Włodarze Programu Operacyjnego Polska Cyfrowa, być może, przetestują możliwość wykorzystania radiolinii punkt-punkt do podłączania co bardziej oddalonych od sieci dystrybucyjnych placówek szkolnych. A przynajmniej przekonuje ich do tego część interesariuszy (potencjalnych beneficjentów) 2. konkursu POPC). Przede wszystkim operatorów sieci komórkowych.
Taki pomysł padł podczas spotkań grupy monitorującej realizację POPC, a teraz trwają analizy i przygotowania ewentualnych testów. Priorytetem dla Ministerstwa Cyfryzacji jest wprawdzie optyczne łącze do każdej szkoły, ale resort jest skłonny przyjrzeć się także alternatywnym technologiom.

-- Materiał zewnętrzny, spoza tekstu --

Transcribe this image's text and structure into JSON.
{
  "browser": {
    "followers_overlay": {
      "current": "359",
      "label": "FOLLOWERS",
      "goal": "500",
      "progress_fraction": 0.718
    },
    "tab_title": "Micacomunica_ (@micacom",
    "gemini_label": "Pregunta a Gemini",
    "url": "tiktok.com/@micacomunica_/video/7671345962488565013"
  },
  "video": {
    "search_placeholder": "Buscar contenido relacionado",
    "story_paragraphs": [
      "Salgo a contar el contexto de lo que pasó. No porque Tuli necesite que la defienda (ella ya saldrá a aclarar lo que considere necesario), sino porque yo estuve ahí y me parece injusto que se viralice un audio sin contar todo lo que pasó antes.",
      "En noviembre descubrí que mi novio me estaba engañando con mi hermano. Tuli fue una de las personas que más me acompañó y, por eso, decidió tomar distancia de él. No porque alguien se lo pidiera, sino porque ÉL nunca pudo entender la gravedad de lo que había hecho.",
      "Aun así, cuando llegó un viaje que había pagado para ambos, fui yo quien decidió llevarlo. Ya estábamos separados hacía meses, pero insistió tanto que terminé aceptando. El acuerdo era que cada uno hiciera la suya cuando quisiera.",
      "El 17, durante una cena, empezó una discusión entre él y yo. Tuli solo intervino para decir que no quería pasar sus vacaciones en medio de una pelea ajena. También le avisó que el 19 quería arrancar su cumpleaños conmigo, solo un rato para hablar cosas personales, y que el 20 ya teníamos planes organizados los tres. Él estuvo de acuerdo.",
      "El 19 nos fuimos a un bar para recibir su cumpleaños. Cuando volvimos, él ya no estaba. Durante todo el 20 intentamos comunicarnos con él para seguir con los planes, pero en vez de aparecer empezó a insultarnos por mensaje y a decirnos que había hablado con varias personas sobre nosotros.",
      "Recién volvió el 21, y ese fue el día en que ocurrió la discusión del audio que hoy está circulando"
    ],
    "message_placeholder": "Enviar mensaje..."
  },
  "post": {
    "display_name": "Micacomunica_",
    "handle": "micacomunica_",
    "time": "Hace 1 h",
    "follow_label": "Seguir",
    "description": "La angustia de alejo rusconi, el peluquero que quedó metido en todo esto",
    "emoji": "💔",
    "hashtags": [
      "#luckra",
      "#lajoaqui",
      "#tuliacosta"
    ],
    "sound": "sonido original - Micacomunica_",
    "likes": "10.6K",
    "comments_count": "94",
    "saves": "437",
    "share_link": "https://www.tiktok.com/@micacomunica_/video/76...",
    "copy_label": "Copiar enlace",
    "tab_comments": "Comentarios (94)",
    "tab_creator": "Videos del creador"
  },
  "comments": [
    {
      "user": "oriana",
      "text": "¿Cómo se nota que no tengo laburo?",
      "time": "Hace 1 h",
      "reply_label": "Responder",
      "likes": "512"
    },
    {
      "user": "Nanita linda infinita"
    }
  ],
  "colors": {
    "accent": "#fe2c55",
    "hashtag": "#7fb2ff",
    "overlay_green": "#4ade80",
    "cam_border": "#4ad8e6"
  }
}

W podlaskim i mazowieckim pilotażu 20 szkół podłączonych do sieci testowano również jedno łącze satelitarne w sieci Eutelsatu.
Ewentualne wykorzystanie na większa skale radiolinii nie tylko jednak nie do końca współgra z ambicjami i bazowymi założeniami MC. Nie wszyscy operatorzy są także tym pomysłem zachwyceni, choć wielu stacjonarnych ISP przychyla się do tej koncepcji.
Radiolinie powinny stanowić efektywne kosztowo rozwiązanie i bez większego trudu zaspokoić zapotrzebowanie szkół na pasmo. Gorzej, gdyby takie łącza miały również obsłużyć teletransmisję z budowanych w ramach POPC sieci dostępowych do klientów indywidualnych.